Among those who are not online, the poor, minorities, the undereducated and rural Americans are overrepresented. But older people easily make up the largest percentage of the technological have-nots (or will-nots). About 90 percent of respondents age 65 and older are not online - and most of them have no intention of ever logging on, according to a 2000 survey by Pew Internet and American Life Project, a nonprofit research organization.

"The age factor was most surprising," says Lee Rainie, director of the Pew project. "In the 1990s it was not part of the news coverage and general policy discussions about the digital divide. You look at these numbers and the age issue jumps out so starkly. ... People say they have lived a significant chunk of their lives without the technology. They say when they need to talk to somebody, there are plenty of good alternatives that do not involve the Internet."

That's bad news for the flagging home computer and software industries. If the Internet ever reaches household penetration levels enjoyed by the telephone (94 percent) or television (98 percent), it appears the process will be one more of attrition than conversion. But that might say as much about computers and the Internet as it does about elderly reluctance, some industry observers say.

The truth is, despite all the digital hype in the past several years and the rush of many to log on, it is still possible to live quite comfortably and efficiently without ever sending a piece of e-mail or punching key words into a search engine, those experts say.

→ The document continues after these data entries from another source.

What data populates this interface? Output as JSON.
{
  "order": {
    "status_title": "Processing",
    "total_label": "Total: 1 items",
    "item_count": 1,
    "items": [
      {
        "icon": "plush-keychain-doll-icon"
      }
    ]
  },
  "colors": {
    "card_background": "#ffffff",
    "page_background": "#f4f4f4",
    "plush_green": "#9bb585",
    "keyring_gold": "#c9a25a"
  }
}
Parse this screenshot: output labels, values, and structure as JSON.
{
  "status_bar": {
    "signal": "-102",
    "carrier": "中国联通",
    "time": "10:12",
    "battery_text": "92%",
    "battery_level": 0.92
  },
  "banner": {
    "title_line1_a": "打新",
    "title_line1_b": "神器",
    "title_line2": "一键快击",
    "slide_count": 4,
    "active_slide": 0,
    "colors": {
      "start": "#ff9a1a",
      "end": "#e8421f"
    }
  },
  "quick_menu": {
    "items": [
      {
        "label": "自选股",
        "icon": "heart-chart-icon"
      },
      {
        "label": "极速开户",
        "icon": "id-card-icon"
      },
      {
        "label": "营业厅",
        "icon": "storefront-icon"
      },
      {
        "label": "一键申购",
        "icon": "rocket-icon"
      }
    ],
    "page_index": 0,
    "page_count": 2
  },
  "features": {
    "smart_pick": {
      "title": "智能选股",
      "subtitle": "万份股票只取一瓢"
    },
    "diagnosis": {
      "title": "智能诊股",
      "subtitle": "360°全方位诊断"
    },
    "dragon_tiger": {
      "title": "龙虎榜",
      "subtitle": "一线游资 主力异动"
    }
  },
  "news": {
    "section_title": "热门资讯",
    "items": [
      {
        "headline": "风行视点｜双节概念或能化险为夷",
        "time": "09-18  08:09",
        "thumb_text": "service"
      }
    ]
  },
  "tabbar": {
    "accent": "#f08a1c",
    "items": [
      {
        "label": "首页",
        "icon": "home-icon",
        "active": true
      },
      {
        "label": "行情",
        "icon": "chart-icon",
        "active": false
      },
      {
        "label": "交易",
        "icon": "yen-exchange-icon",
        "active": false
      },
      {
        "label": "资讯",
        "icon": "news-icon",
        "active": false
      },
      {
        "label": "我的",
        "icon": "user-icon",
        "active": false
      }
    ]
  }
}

That, as much as demographics, has caused the percentage of Internet users to plateau in the 60 percent range, says Steve Jones, a professor of communication technology at the University of Illinois-Chicago.

"The possibility is that we're still in need of another major innovation when it comes to the Internet," says Jones, president of the Association for Internet Researchers. "The telephone became a major household appliance, creating a mindset that no home should be without one. But if you took the computer out of the house, how would that affect what you could do? As they say in the industry, there is no killer ap [application].

"One of the things I think is important is that the computer today isn't much different than it was 20 years ago," Jones says.

Not that computers and Internet access can't improve quality of life, he and other observers say. It's hard to argue with the vast amount of information now available at a keystroke, or the ease with which people can now communicate or disseminate information. While the growth of e-commerce has lagged behind industry hopes, the Internet has greatly expanded opportunities for price comparison and product research.

The Grapevine Senior Activities Center has been giving computer instruction for three years, and seniors now fill up the facility's 10-computer lab for lessons. Such is the case at senior centers across the nation.

"When we started, the seniors were afraid," says Linda Gregory, director of the Grapevine center. "They didn't know what a mouse was. They didn't know how to turn one on. Now, in the halls I hear them talking about scanners."

An informal poll at the center found that about one in five were regular Internet users, ahead of the national average. The elderly Internet users keep up with grandkids online, locate old friends, or discover Web sites devoted to favorite hobbies.

But the majority echo Willard Lloyd's sentiments.

"I don't need it," he says. "And if I don't need it, how could I be missing something?"